I did not recognize anybody in Secret Santa’s cast. The biggest name in the credits belongs to special effects legend Robert Kurtzman, who Executive Produced and headed up the make-up department.
If you’re going to splurge in a low-budget project like Secret Santa, gore is the place to do it. Like the simpatico Better Watch Out, Secret Santa saves money by limiting the action largely to one house.
Co-writer/director Adam Marcus ratchets up the claustrophobia and the tension as the film progresses and the family members go from merely behaving monstrously to becoming out and out monsters.
Being stuck with family during Christmas is a crucible in itself even without horrific variables being added willy-nilly into the mix.
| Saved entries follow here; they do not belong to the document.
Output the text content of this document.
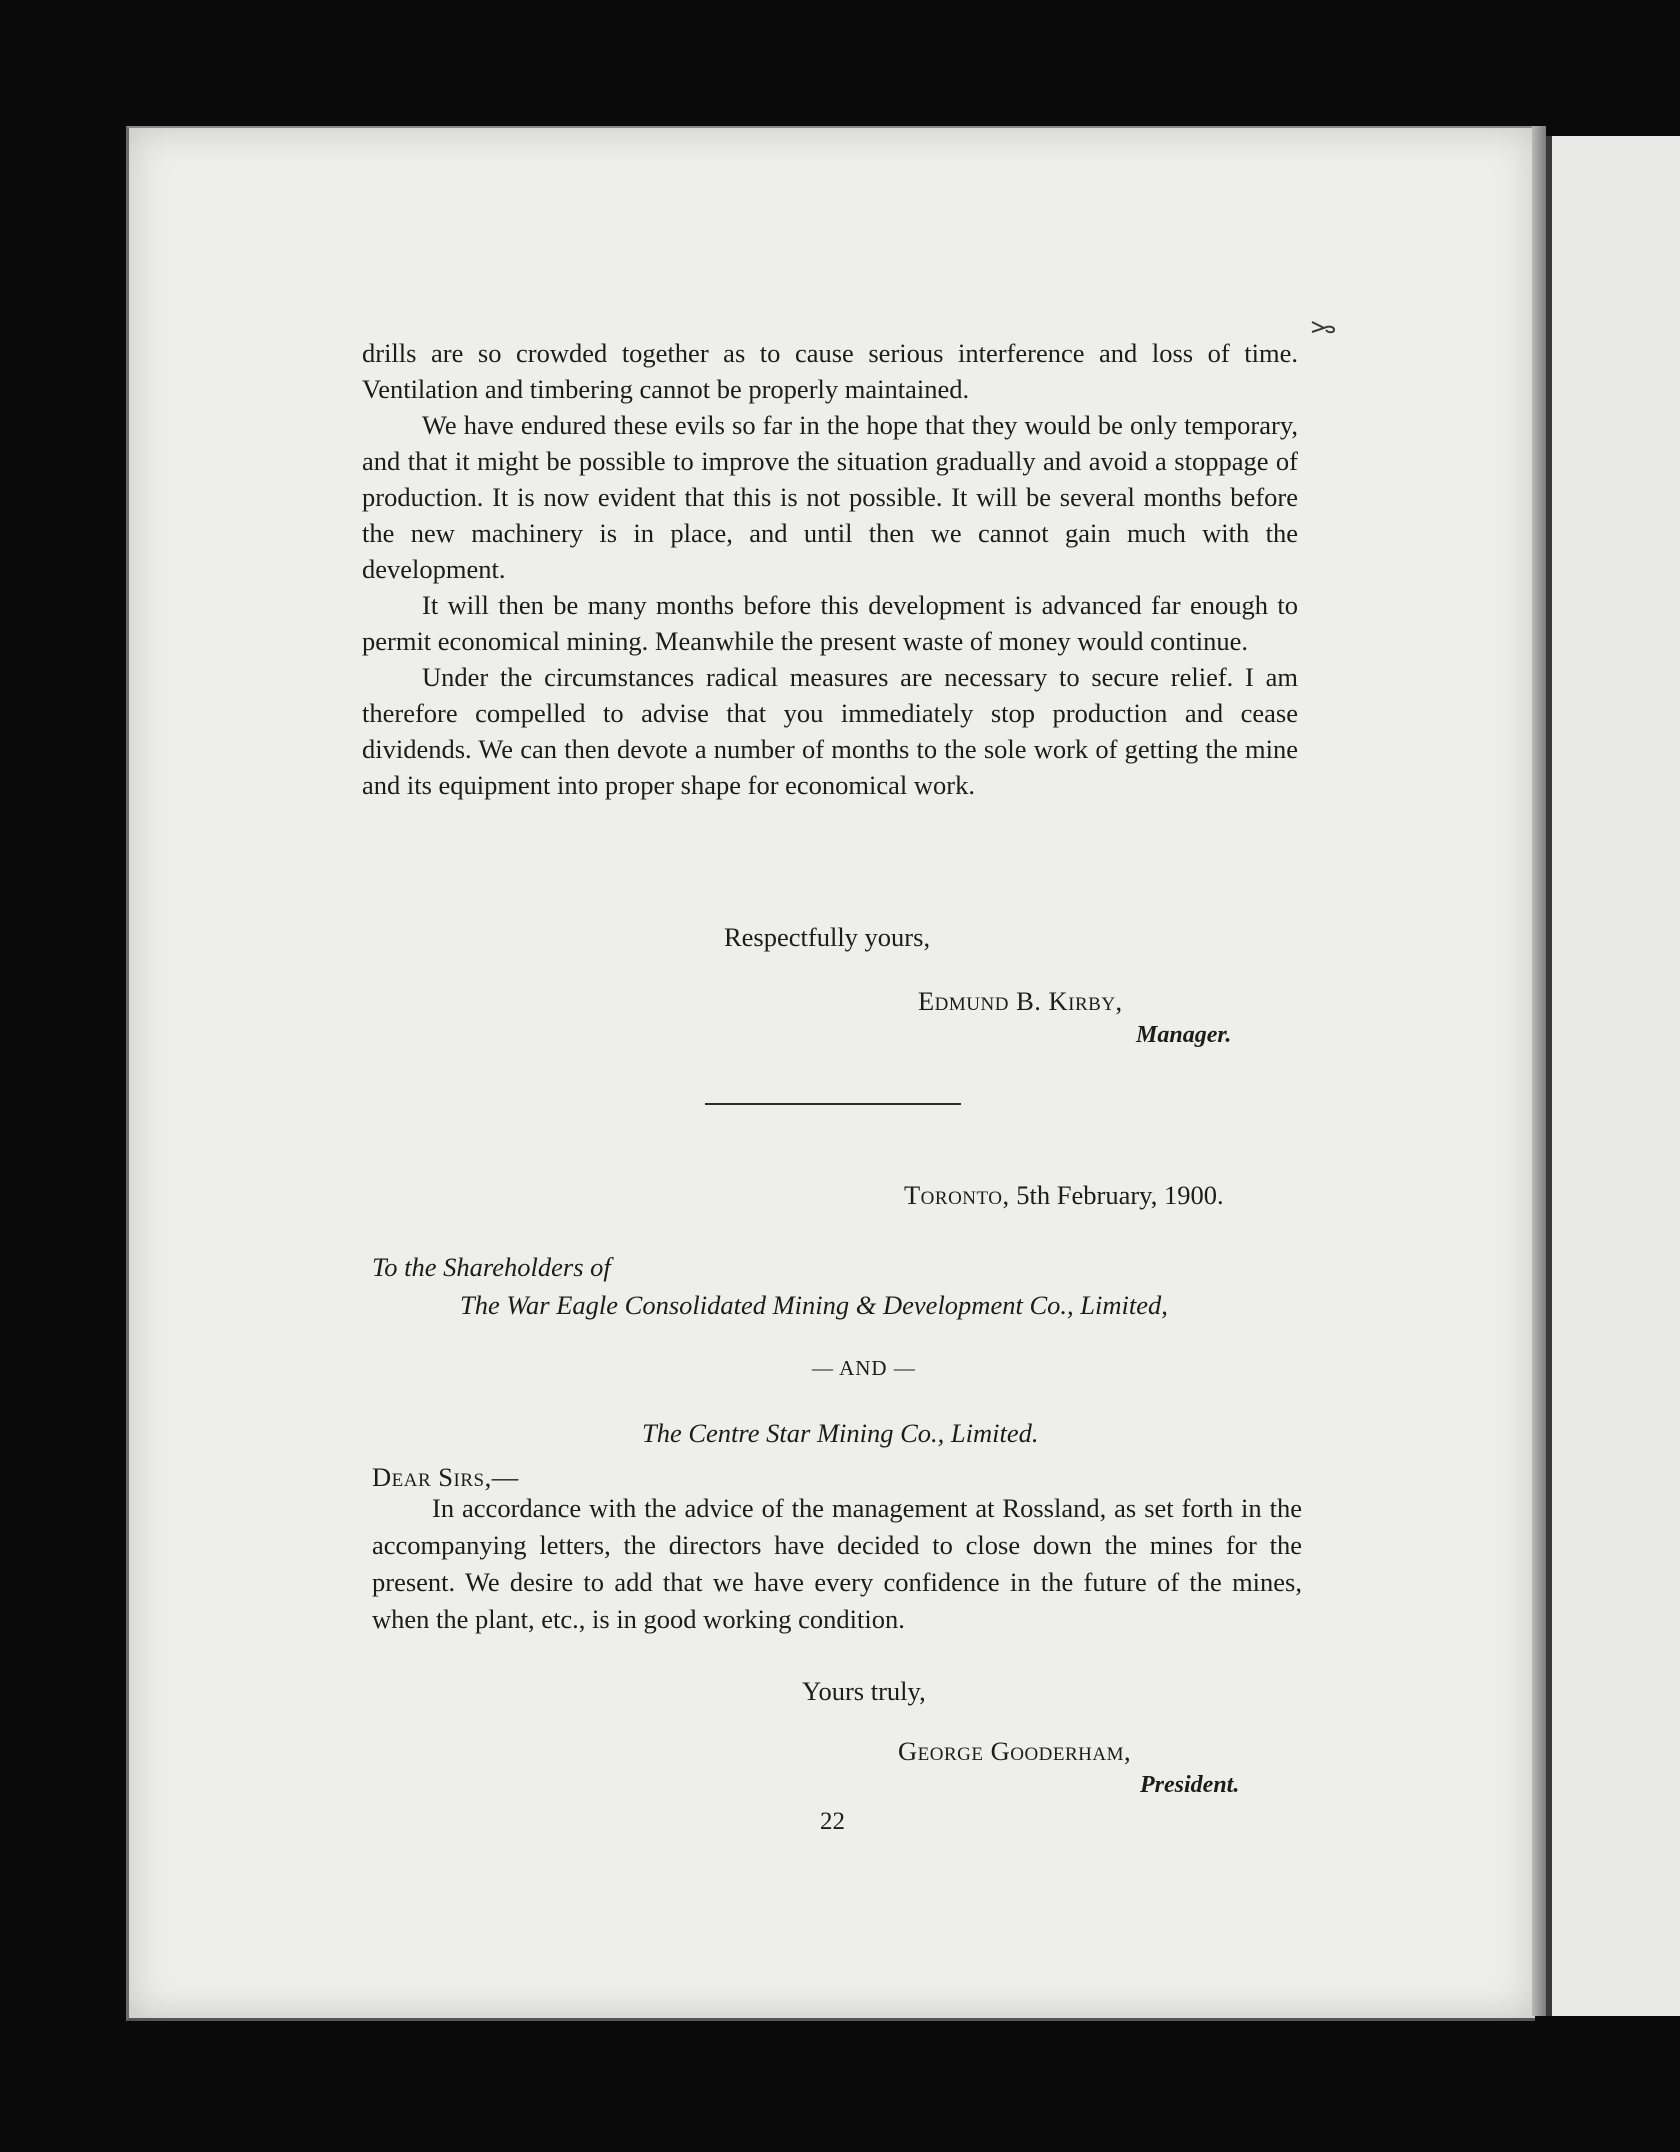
drills are so crowded together as to cause serious interference and loss of time. Ventilation and timbering cannot be properly maintained.

We have endured these evils so far in the hope that they would be only temporary, and that it might be possible to improve the situation gradually and avoid a stoppage of production. It is now evident that this is not possible. It will be several months before the new machinery is in place, and until then we cannot gain much with the development.

It will then be many months before this development is advanced far enough to permit economical mining. Meanwhile the present waste of money would continue.

Under the circumstances radical measures are necessary to secure relief. I am therefore compelled to advise that you immediately stop production and cease dividends. We can then devote a number of months to the sole work of getting the mine and its equipment into proper shape for economical work.

Respectfully yours,
Edmund B. Kirby,
Manager.
Toronto, 5th February, 1900.
To the Shareholders of
The War Eagle Consolidated Mining & Development Co., Limited,
— AND —
The Centre Star Mining Co., Limited.
Dear Sirs,—

In accordance with the advice of the management at Rossland, as set forth in the accompanying letters, the directors have decided to close down the mines for the present. We desire to add that we have every confidence in the future of the mines, when the plant, etc., is in good working condition.

Yours truly,
George Gooderham,
President.
22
Secret Santa is a nasty nugget, a sledgehammer satire of All-American awfulness that depicts the nuclear family as the ultimate evil and Christmas dinner with the folks as something to survived, not just endured.
It’s not sophisticated or subtle or nuanced but it is unapologetic and unashamed in its ugliness.
I’ve now seen a number of Christmas-themed horror movies and dark comedies without seeing classics of this dubious genre like Bob Clark’s original Black Christmas, Krampus or the Silent Night, Deadly Night franchise.
If I might drop some minor news in a place where it’s sure to be ignored or at least attract very little attention, next month I plan on launching a Substack called Nathan Rabin’s Bad Ideas.
The general conceit is that I’ve experimented with a lot of very good ideas here and they haven’t exactly panned out so it’s time for me to begin experimenting with very bad ideas on the counter-intuitive logic that that’s what the public really wants.
What kind of bad ideas? I’m planning on writing about all the Ernest movies in order as well as the complete filmographies of either James Belushi or Gary Busey.
Who would you rather have me write about, James Belushi or Gary Busey? I’ve run a couple of polls on the subject so far and Belushi somewhat surprisingly has been eking out a small lead.
Another bad idea I’m excited about for Nathan Rabin’s Bad Ideas involves writing up the Silent Night, Deadly Night franchise in its entirety for my new project.
But that’s a bad idea for another time and place! A VERY bad idea that hopefully will get a good response.